Sayre had been associated with Packer ever since the days of the Delaware, Lehigh, Schuylkill, and Susquehanna Railroad Company. He was instrumental in designing the original road of the Lehigh Valley Railroad and was considered to be a very talented engineer. He was Packer’s Chief Engineer and Superintendent and right hand man of the Lehigh Valley Railroad. Sayre would also become the President of the Pennsylvania and New York Canal and Railroad, which was a major extension from the main line of the Lehigh Valley Railroad.
Elisha Packer Wilbur was Asa’s nephew, the son of Asa’s sister Eveline. Wilbur had traveled from Mystic, Connecticut to Mauch Chunk, just like uncle Asa had done before. Wilbur was employed by uncle Asa at some of Asa’s mercantile stores in Mauch Chunk. Eventually, Wilbur would become uncle Asa’s personal secretary, handling all of the financial records for the Lehigh Valley Railroad. Wilbur would also go on to be the president of the Lehigh Valley Railroad.
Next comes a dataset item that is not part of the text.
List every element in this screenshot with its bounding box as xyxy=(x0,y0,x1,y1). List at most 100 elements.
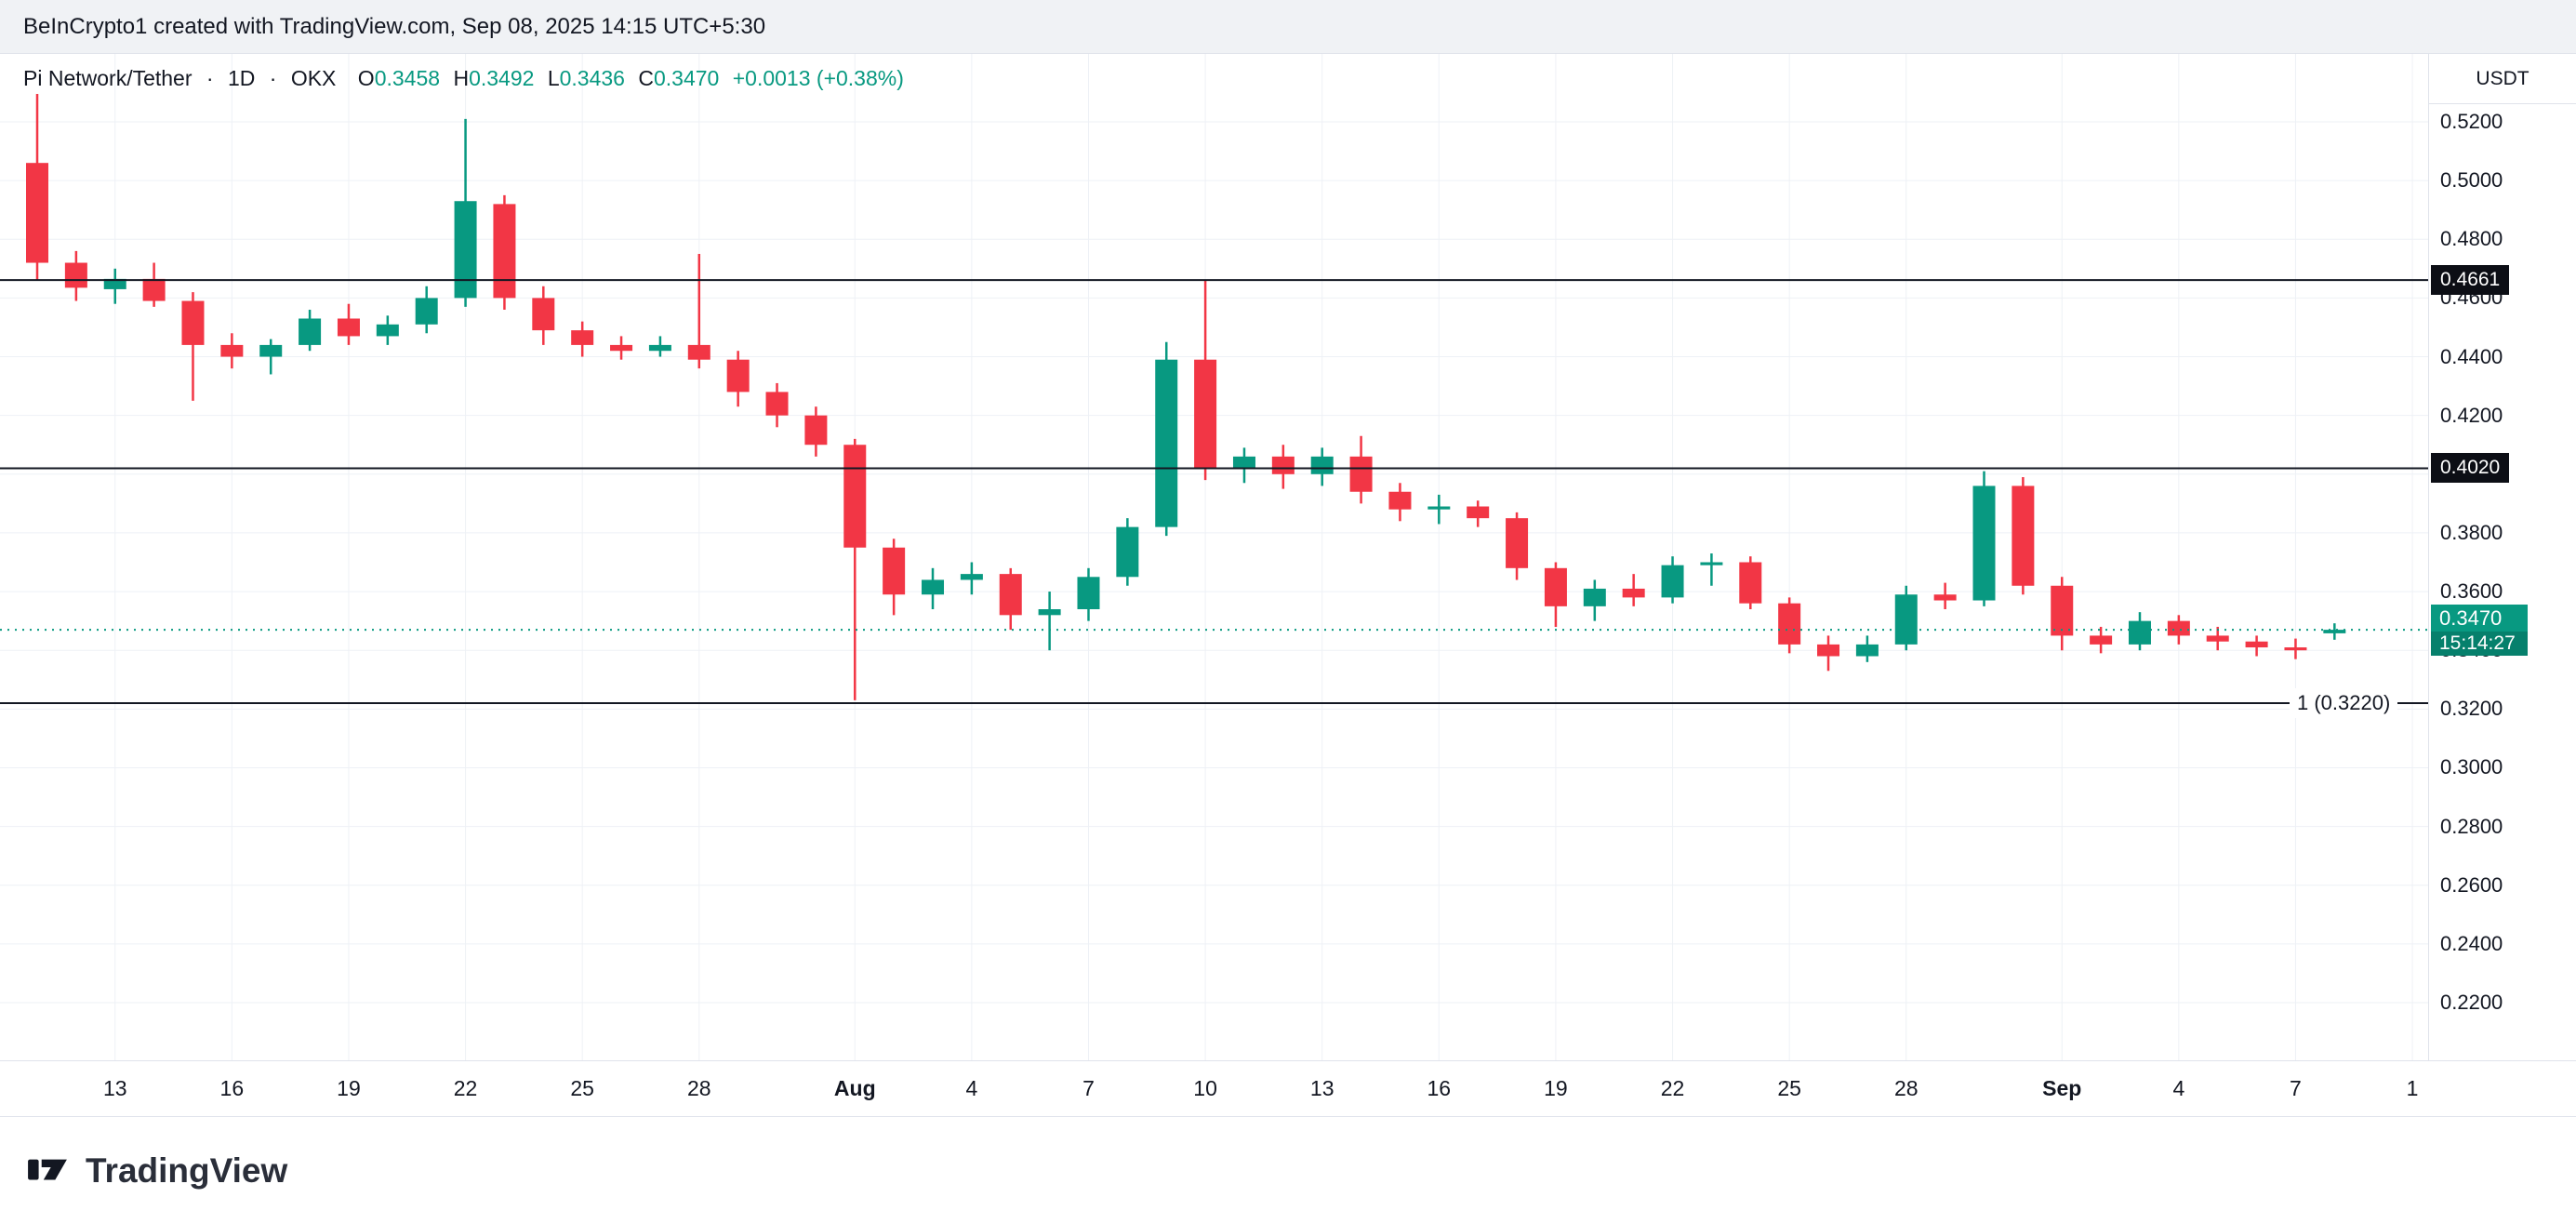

Harry Packer, Asa’s youngest son, was born on June 4, 1850. He was a graduate of the school that his father had founded, Lehigh University. He held various positions in the Lehigh Valley Railroad, including becoming the president of the company. Also, like his father, Harry became an associate judge for Mauch Chunk and a vestryman for St. Mark’s Episcopal Church in Mauch Chunk. However, Harry died on February 1, 1884, when he was the president of the Lehigh Valley Railroad Company.
Robert Packer, Asa’s oldest son, was born on November 19, 1842. He also held various positions within the Lehigh Valley Railroad. Like his father, Robert did not wish to hold public office, even though he was asked to accept nominations for public office, which he declined. Robert died on February 20, 1883.
These four men were all part of Asa’s inner circle and Asa named all of them as his trustees in his will. This “Railroad Family” helped Asa to build the Lehigh Valley Railroad and they were there to make sure that it not only operated correctly on a daily basis, but also that it would operate correctly in the future.